2. She started with cow dung as a medium - Due to financial constraints, she initially created sculptures using cow dung. What began as necessity became a defining experimental approach in her art.
3. Indira Gandhi noticed her early work - Her talent was spotted by Indira Gandhi at an exhibition, and this encouragement played a role in shaping her sculpting career.
4. She was deeply influenced by nature through her father - Her father was a botanist, and this exposure nurtured her lifelong fascination with organic forms and natural structures.
5. She admired Auguste Rodin - Latika Katt drew inspiration from Auguste Rodin, especially his emphasis on realism and emotional intensity in sculpture.
6. She often sculpted people she knew - Instead of anonymous models, many of her works were based on friends, family, and students, giving her sculptures a deeply personal quality.
7. She studied human anatomy in an unusual way - She closely observed dead bodies, skin, and bone structures to better understand form and realism in her sculptures.
8. She was fascinated by insects and natural systems - Latika Katt studied termites and bees, intrigued by their structures and collaborative systems, which influenced her artistic thinking.
9. She treated sculpture as a physical act - She believed sculpting required full bodily engagement.
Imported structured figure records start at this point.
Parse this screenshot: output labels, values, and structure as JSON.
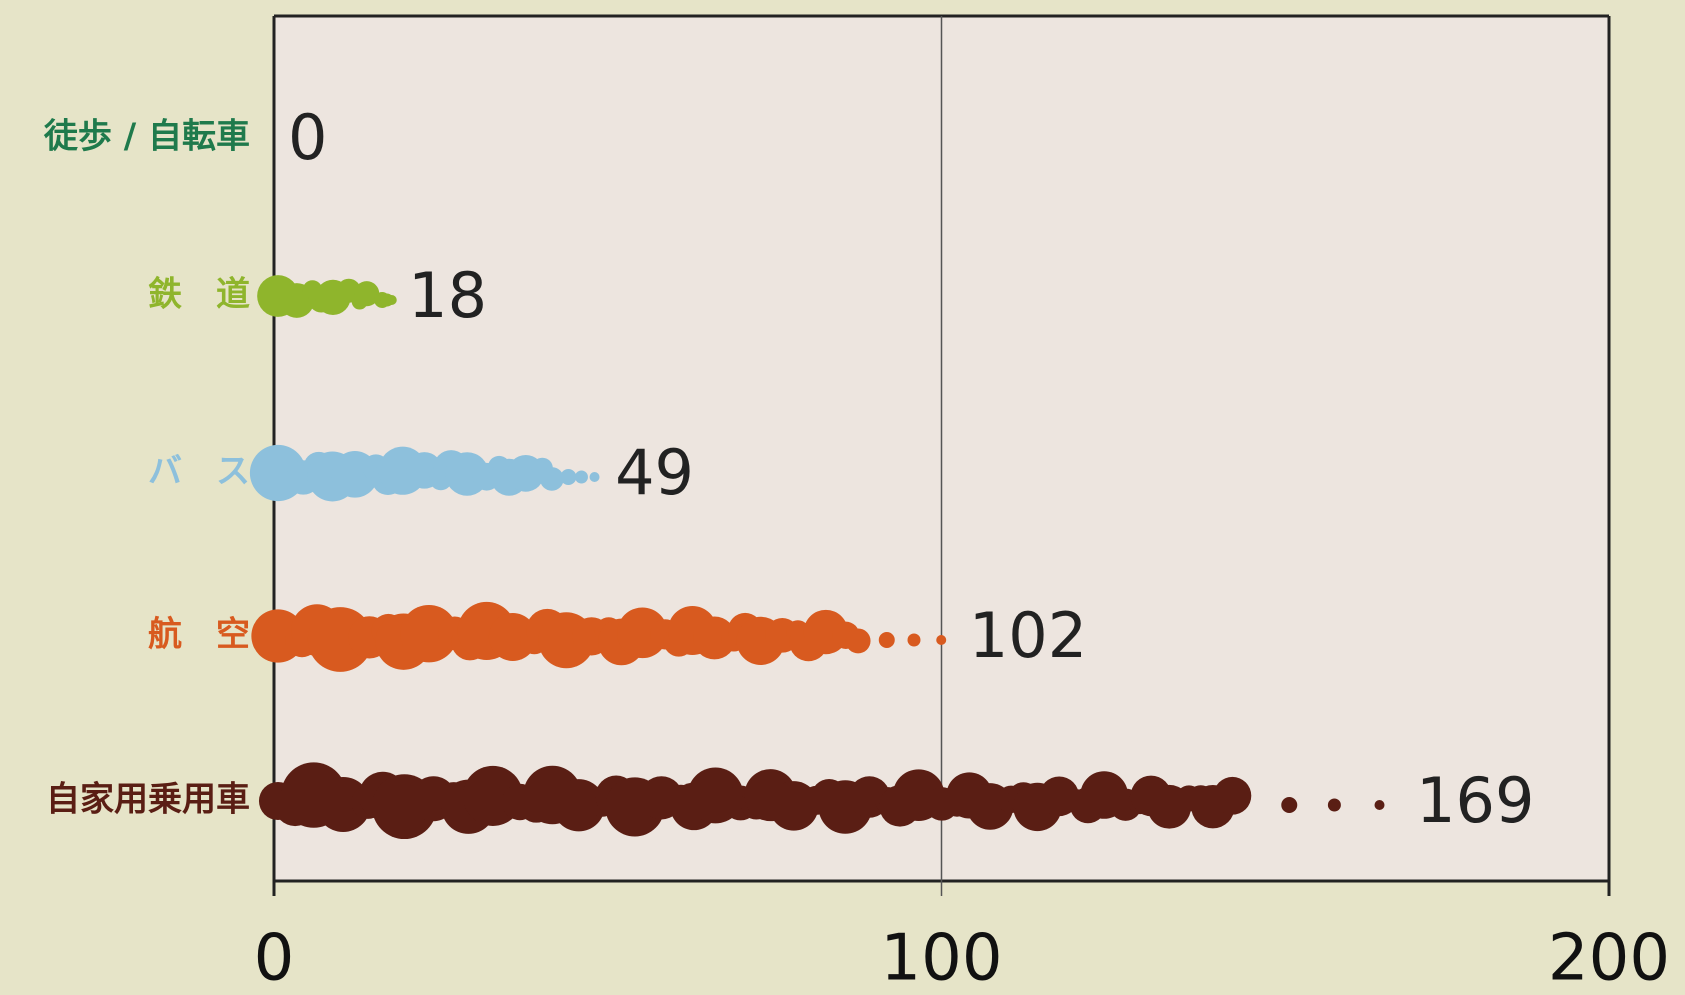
{
  "chart_data": {
    "type": "bar",
    "orientation": "horizontal",
    "categories": [
      "徒歩 / 自転車",
      "鉄　道",
      "バ　ス",
      "航　空",
      "自家用乗用車"
    ],
    "values": [
      0,
      18,
      49,
      102,
      169
    ],
    "colors": [
      "#1f7a4c",
      "#8fb52c",
      "#8dc0dc",
      "#d85a1f",
      "#5a1e14"
    ],
    "xlim": [
      0,
      200
    ],
    "xticks": [
      0,
      100,
      200
    ],
    "grid": true
  }
}
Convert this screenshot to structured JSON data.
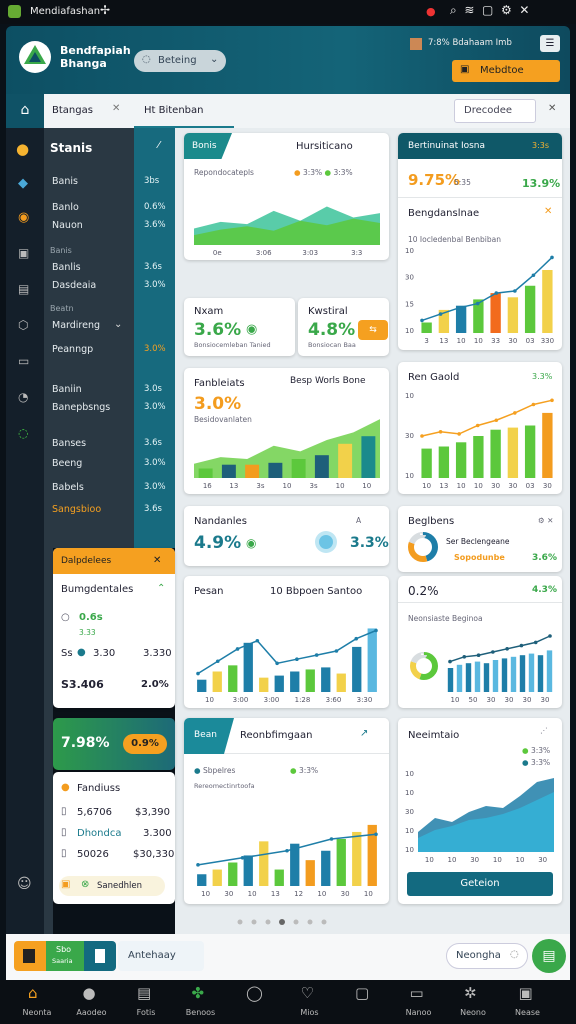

For her, working with clay or wood meant “poking, scraping, kneading,” making the body part of the creative process.
10. She meticulously studied sites before creating public works - Before installing large sculptures, she would analyze wind direction, perspective, and even underground conditions, sometimes digging deep to understand the space.
11. She divided her life between Delhi and Varanasi - Her artistic sensibility was shaped by both urban and spiritual environments, especially Varanasi, which influenced many of her works.
12. She preferred sculpture over painting early on - She felt painting was “too simple” and lacked physical engagement, while sculpture demanded a deeper, tactile interaction with materials.